Waived by the Eagles, the rookie played nine games with the then-San Diego Chargers before returning to Philadelphia for the 1979 season, and became a specialist before it was commonplace.
"I wasn't good enough to be a starter, but I wasn't bad enough to be a fan," Slater laughed. "Back then, one of the things that I was very good at was snapping the football. That helped me secure a spot on the team because other guys couldn't do it. Today, that's an actual position."
In 1980, Slater's second season with the Eagles, Philadelphia posted a 12-4 record, then a franchise record for most wins in a single season. The Eagles won the NFC Championship and met Oakland in Super Bowl XV. What was the key to the team's success?
"We were good because of several things. Number one, we had a good running game with Wilbert Montgomery and Leroy Harris. We were able to stay on the field and score some points. (Quarterback Ron) Jaworski was in really good form and he had (wide receiver Harold) Carmichael. We had a really solid offense," Slater says.
"You have to give credit, too, to the defense. (Bill) Bergey was healthy and we had (Frank) LeMaster and Carl Hairston, Charlie Johnson, Herm Edwards. We had a very solid defense. And we had good kickers in Max Runager and Tony Franklin.
"Dick (Vermeil) and (general manager) Carl (Peterson), they put together a good, solid team. So, it was a combination of that, and there's always something unique about building something and seeing it grow. We just were a very dedicated group of guys."
Despite losing to the Raiders in the Super Bowl, it was an experience that Slater cherishes.
"My best memory is just the excitement of being able to say you're going to the Super Bowl. And the fact that my entire family got to come watch and be together with some very close friends," Slater says. "Those are the pictures and the memories that I took away from it. Losing the game, that was hard to take, but your life goes on. You always think you're going to get another chance, but you might only get one shot at it. Some guys have three or four of those rings and they're very fortunate.
"We didn't take it for granted. I just think we probably were wrapped a little tight when the game started and we weren't loosened up the way we were supposed to be. I know we prepared as well as we could have. They made a couple plays and we didn't, and that was the difference."
After playing five of his six seasons in the league, 1978-83, with the Eagles, Slater retired and returned to his native North Dakota, where he planned to do some hunting and fishing. And then ...
"I thought I'd get into the resort business and I did get into it," Slater says. "We had a nice little thing going there and an odd thing happened. Where our resort was, you had about a mile of water all the way across, and all of a sudden, we had a huge drought and the lake (Sakakawea) dried up. It's kind of hard to explain, but it did.
"I was on an arm of it, a feeder stream of the Little Missouri River, where it flows into the lake. And that water went down so far that there was no water in the Little Missouri."
Having then worked for a wholesale sporting goods company for six years, Slater, his wife, Rachel, and sons Steve and Ben, moved to Minnesota. In 1994, he founded his own fishing tackle and hunting business, Slater Sales, in the city of Norwood Young America.
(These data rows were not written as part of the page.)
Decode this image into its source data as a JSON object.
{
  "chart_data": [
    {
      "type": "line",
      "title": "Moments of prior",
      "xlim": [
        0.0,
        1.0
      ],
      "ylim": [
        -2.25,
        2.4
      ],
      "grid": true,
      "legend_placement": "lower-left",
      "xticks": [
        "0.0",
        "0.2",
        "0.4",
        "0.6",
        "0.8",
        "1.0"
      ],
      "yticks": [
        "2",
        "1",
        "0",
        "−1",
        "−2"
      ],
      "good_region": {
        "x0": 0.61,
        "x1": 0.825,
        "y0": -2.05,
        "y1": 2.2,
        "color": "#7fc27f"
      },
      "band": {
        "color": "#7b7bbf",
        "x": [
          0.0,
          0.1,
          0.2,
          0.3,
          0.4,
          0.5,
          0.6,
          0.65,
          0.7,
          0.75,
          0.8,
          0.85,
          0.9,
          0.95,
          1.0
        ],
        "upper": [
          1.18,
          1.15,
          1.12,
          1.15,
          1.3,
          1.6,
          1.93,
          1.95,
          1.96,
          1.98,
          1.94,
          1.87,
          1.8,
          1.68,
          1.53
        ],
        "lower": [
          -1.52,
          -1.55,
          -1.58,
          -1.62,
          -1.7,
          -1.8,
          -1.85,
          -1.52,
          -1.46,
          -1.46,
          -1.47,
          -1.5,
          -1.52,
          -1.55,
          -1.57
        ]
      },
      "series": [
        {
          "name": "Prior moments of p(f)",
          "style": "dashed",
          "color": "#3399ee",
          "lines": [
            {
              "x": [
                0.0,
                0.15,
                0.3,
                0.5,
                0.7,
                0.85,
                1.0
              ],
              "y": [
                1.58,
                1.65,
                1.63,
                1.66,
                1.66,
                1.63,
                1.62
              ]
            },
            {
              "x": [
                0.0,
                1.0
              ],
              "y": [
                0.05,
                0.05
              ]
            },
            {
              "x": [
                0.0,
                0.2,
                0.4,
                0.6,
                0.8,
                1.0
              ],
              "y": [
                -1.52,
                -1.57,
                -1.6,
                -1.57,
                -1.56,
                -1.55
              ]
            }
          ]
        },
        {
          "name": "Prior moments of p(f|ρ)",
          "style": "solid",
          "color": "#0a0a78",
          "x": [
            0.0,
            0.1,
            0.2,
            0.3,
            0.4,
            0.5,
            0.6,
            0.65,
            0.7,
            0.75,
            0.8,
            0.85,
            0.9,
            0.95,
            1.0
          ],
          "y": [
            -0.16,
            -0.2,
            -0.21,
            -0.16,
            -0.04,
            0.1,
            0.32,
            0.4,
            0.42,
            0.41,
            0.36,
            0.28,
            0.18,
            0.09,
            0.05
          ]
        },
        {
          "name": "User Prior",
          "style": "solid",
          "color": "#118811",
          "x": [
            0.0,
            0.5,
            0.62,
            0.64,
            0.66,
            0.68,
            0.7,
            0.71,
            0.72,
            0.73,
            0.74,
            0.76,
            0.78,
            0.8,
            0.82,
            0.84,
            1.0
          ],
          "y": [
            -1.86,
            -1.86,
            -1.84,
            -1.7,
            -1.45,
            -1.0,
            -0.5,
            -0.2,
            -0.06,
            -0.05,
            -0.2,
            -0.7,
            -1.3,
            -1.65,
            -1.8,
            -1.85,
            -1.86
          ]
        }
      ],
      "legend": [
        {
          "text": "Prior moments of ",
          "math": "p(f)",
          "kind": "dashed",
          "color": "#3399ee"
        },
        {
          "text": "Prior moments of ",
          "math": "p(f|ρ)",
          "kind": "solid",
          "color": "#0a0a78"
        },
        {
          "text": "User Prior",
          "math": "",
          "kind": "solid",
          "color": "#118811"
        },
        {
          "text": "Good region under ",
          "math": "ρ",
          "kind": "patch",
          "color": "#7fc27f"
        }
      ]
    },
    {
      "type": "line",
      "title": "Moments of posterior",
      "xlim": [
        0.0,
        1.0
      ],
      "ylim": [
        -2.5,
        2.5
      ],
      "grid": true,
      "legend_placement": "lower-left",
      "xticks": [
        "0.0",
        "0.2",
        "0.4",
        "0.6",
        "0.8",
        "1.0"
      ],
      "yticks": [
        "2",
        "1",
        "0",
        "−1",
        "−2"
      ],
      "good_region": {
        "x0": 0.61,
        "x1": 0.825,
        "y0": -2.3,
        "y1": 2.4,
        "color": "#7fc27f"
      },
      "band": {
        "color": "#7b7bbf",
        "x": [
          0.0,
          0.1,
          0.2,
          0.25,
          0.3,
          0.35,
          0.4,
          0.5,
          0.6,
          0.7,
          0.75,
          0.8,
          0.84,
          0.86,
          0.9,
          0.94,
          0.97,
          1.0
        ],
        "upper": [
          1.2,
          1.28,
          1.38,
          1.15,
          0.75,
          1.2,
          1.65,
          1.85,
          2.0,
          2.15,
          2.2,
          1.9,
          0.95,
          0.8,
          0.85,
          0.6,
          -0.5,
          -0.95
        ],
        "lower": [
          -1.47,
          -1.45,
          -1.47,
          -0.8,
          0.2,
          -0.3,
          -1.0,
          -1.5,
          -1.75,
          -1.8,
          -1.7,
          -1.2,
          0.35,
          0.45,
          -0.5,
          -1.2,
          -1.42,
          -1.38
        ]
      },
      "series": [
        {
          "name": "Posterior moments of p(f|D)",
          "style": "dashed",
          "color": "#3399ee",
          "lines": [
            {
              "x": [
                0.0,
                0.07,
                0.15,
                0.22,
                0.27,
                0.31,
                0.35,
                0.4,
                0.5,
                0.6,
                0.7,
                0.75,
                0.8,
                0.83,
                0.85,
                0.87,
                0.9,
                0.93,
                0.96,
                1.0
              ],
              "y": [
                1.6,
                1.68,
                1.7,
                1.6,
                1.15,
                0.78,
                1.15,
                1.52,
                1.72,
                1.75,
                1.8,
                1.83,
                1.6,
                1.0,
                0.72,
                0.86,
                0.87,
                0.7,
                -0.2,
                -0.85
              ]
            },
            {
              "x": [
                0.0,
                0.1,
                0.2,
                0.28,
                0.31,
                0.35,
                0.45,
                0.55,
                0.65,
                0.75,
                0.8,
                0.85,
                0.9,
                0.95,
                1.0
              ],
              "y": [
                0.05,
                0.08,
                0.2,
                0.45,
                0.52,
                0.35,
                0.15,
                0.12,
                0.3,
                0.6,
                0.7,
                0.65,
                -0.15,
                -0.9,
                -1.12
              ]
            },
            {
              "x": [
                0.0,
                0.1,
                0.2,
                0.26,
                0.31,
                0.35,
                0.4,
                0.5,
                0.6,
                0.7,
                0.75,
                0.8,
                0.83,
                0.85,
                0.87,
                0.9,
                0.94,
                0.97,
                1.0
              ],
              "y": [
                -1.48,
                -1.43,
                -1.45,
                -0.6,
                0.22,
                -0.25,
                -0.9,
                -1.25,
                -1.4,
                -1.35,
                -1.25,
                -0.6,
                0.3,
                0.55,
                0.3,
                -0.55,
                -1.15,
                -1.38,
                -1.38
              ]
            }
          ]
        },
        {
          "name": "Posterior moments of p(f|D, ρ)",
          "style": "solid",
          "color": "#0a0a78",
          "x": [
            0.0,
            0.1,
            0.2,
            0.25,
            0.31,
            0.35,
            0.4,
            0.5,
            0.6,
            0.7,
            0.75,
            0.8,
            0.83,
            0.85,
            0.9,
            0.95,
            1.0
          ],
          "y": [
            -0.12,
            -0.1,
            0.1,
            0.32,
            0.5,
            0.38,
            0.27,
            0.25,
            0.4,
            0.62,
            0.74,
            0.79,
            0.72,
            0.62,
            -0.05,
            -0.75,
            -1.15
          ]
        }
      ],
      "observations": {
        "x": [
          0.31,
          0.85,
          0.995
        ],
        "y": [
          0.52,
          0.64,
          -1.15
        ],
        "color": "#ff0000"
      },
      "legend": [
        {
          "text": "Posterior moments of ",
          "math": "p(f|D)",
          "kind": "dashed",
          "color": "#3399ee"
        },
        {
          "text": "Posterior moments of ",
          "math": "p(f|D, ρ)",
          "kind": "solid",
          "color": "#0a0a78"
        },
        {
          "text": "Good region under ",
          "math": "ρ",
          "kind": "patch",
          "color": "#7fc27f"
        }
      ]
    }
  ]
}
"I'd gotten to know a lot of guys who were factory reps over the years because I'd been buying stuff from them," Slater says. "It just evolved from there, and now I've got eight guys that work for us. We cover into Michigan and Ohio and, of course, around here in Minnesota, Wisconsin, and the Dakotas. We represent factories and sell products.
"I've got a lot of things to be thankful for. I've got a wonderful wife. My health is fairly good. My family is healthy and I've got a good business. I'm living the American dream, basically."